2023年(令和5年)5月26日に全面施行されました。2021年の熱海市の土石流災害を受けて、旧・宅地造成等規制法(昭和36年制定)を全面改正したもので、正式名称は「宅地造成及び特定盛土等規制法」です。
宅地造成等工事規制区域と特定盛土等規制区域の違いは?
前者は人家等が近く崩壊すると被害が及ぶ区域で、規制が厳しく、盛土1m超の崖・切土2m超の崖・面積500㎡超などで許可が必要です。後者は人家から離れているものの下流に被害が及びうる区域で、着手30日前までの届出が基本、盛土2m超の崖・切土5m超の崖・面積3,000㎡超など大規模なものだけが許可対象になります。
許可を出すのは誰ですか?
都道府県知事です。指定都市・中核市の区域内では、その市の長が許可権者になります。

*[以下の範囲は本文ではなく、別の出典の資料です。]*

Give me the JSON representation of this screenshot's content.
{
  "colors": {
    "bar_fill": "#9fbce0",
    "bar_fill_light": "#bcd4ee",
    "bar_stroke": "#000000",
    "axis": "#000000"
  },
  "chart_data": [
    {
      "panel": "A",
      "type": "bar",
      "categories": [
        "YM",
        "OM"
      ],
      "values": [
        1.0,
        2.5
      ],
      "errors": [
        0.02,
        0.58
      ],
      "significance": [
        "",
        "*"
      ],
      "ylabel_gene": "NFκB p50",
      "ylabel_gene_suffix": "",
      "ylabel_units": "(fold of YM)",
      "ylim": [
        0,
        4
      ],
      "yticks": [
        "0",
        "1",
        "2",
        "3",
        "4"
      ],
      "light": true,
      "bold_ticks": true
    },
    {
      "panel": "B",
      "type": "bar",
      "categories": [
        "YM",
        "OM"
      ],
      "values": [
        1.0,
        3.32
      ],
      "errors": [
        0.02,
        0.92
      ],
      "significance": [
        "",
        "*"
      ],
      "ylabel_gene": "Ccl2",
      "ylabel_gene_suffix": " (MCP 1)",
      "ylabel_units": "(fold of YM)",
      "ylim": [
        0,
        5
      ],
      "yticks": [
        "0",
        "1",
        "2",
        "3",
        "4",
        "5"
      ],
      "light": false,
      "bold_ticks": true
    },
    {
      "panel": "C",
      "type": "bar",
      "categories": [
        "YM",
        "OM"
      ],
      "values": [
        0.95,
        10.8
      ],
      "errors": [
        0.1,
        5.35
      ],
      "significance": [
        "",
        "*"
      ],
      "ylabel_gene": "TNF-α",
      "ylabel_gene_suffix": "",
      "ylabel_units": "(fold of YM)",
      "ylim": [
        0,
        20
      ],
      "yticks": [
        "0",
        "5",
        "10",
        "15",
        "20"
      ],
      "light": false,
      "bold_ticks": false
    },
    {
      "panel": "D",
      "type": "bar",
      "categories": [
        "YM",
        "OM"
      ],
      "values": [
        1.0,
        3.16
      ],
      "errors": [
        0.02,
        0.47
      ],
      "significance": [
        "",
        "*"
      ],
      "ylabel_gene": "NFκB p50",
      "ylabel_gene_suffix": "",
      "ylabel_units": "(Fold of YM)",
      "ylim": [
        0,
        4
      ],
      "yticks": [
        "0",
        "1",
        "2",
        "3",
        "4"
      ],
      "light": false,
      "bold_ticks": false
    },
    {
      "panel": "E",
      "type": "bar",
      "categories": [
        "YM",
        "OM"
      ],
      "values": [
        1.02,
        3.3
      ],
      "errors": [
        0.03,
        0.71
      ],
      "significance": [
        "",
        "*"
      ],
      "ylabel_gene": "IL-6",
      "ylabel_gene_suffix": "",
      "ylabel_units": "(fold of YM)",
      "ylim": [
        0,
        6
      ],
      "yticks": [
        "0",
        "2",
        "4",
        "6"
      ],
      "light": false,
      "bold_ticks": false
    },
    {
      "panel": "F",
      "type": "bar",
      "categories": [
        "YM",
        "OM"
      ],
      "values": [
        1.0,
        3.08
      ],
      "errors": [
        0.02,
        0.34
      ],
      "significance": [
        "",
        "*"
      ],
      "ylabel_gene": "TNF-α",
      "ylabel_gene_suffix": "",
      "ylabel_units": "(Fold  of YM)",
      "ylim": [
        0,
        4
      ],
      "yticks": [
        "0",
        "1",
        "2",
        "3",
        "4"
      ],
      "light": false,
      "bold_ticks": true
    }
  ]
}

届出先も同じく都道府県知事(指定都市・中核市ではその長)です。
農地や森林に土を盛る場合も規制されますか?
されます。旧法は「宅地」の造成を規制する法律でしたが、現行の盛土規制法は農地・森林を含めて危険な盛土等を規制対象とします。これが改正の最大のポイントである「スキマのない規制」です。
土を一時的に置くだけでも対象になりますか?
なります。「土石の堆積」として規制対象で、最終的に除去する予定の一時的なたい積であっても、一定規模(宅地造成等工事規制区域では高さ2m超かつ面積300㎡超、または面積500㎡超)を超えれば許可が必要です。